Les auteurs avec qui je travaille viennent en me faisant des propositions d’épisodes et j’aime bien qu’ils viennent avec leur univers, avec ce qu’ils ont envie de raconter. Et après on le rend HPI, on le met à la sauce des personnages. Sur HPI, le polar est un peu particulier. Car les mots de Morgane demandent une petite souplesse intellectuelle. Ils viennent un peu parasiter le chemin d’une enquête classique. Ça s’écrit un peu différemment des autres types de polars. Et j’ai travaillé avec de supers auteurs.

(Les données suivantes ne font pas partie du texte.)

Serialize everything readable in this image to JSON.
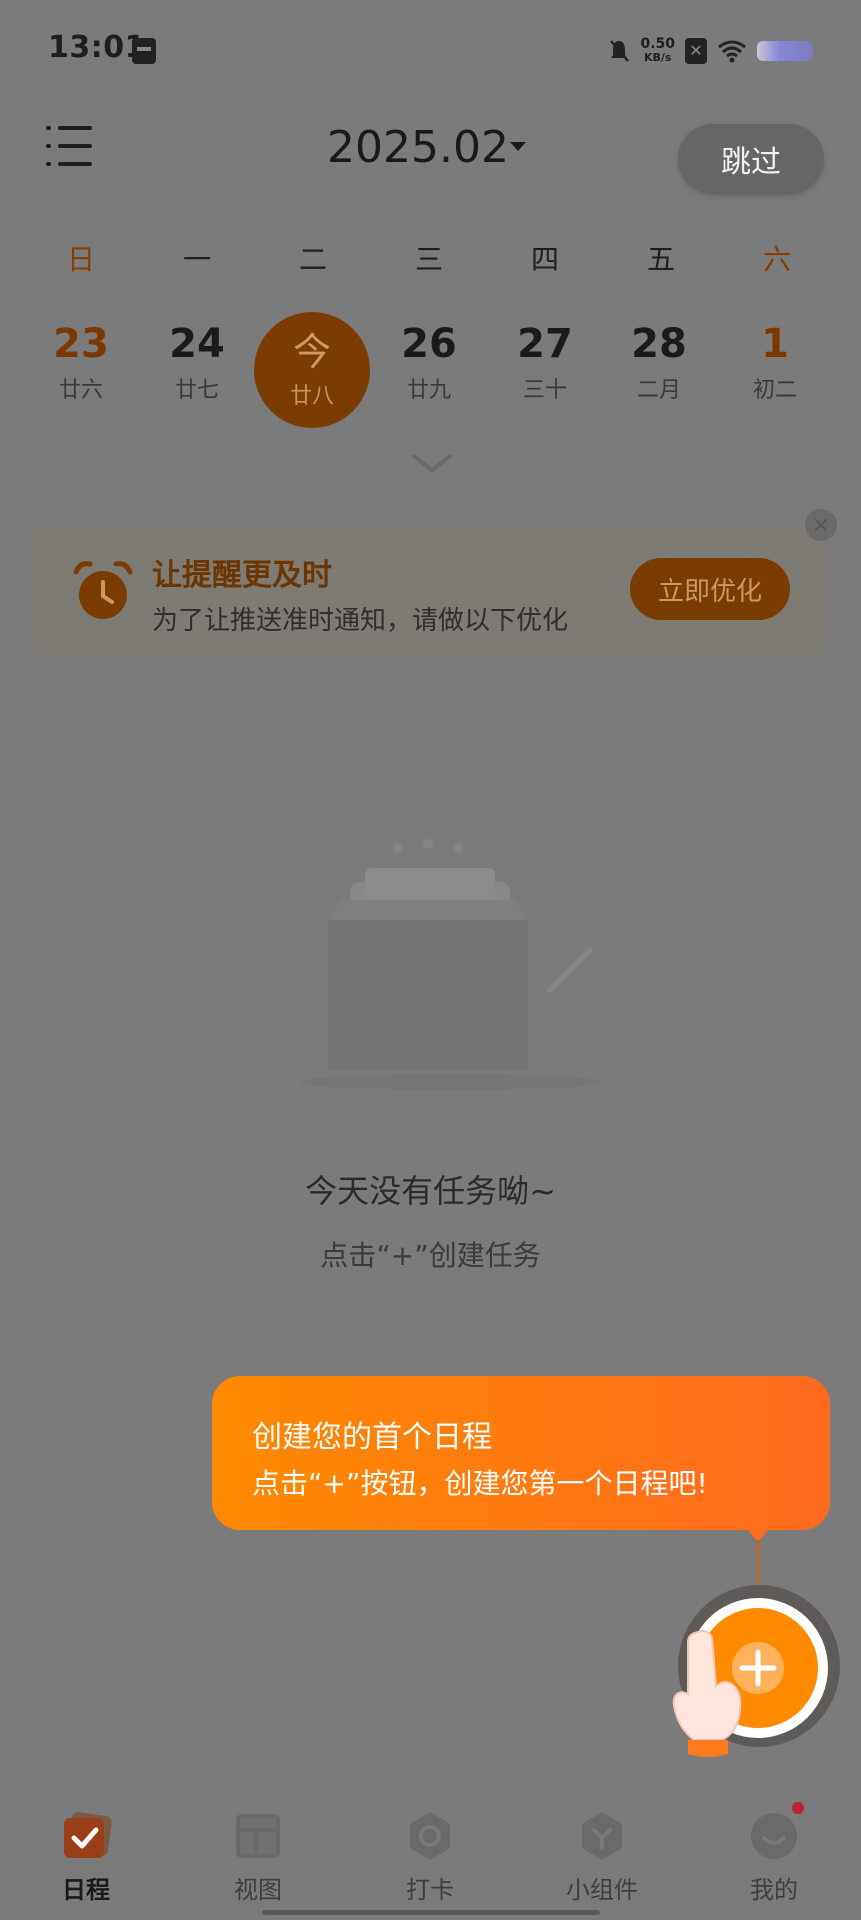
{
  "status_bar": {
    "time": "13:01",
    "net_speed_value": "0.50",
    "net_speed_unit": "KB/s"
  },
  "header": {
    "month": "2025.02",
    "skip_label": "跳过",
    "sort_icon": "sort-icon"
  },
  "weekdays": [
    "日",
    "一",
    "二",
    "三",
    "四",
    "五",
    "六"
  ],
  "days": [
    {
      "num": "23",
      "lunar": "廿六"
    },
    {
      "num": "24",
      "lunar": "廿七"
    },
    {
      "num": "今",
      "lunar": "廿八"
    },
    {
      "num": "26",
      "lunar": "廿九"
    },
    {
      "num": "27",
      "lunar": "三十"
    },
    {
      "num": "28",
      "lunar": "二月"
    },
    {
      "num": "1",
      "lunar": "初二"
    }
  ],
  "reminder": {
    "title": "让提醒更及时",
    "subtitle": "为了让推送准时通知，请做以下优化",
    "button": "立即优化",
    "close_symbol": "×"
  },
  "empty_state": {
    "title": "今天没有任务呦~",
    "subtitle": "点击“+”创建任务"
  },
  "tooltip": {
    "title": "创建您的首个日程",
    "body": "点击“+”按钮，创建您第一个日程吧!"
  },
  "bottom_nav": {
    "items": [
      {
        "label": "日程",
        "icon": "schedule-icon"
      },
      {
        "label": "视图",
        "icon": "view-icon"
      },
      {
        "label": "打卡",
        "icon": "checkin-icon"
      },
      {
        "label": "小组件",
        "icon": "widget-icon"
      },
      {
        "label": "我的",
        "icon": "profile-icon"
      }
    ]
  },
  "colors": {
    "accent": "#ff8a00",
    "dim_overlay": "#7b7b7b",
    "today_dim": "#7a3c00"
  }
}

Par exemple Julien Anscutter, qui est un auteur avec qui j’ai beaucoup de plaisir à collaborer. Il a aidé à trouver le ton de la série, il a apporté beaucoup de comédie. Ce n’était pas évident de choper le personnage de Morgane immédiatement, et lui il y est parvenu très vite. Il faut faire attention à la caricature, elle n’est pas évidente à manœuvrer notre Morgane (rires). Au niveau des dialogues, il faut faire attention à ne pas la pousser trop loin dans la gouaille. C’est un exercice difficile. Et Stéphane Carrié, le co-créateur de la série, a beaucoup travaillé avec moi sur le côté polar par exemple. Et sur le fil rouge que l’on retrouve tout au long de la saison.

Ce fil rouge consacré à la disparition de l’ex de Morgane, qui est aussi le père de Théa, va-t-il se poursuivre en saison 2 et au-delà ? Car la résolution offerte en saison 1, bien qu’elle soit dramatique pour Morgane et sa fille, paraît presque trop “simple”…

On en reparlera, c’est certain. Voilà tout ce que je peux dire (rires).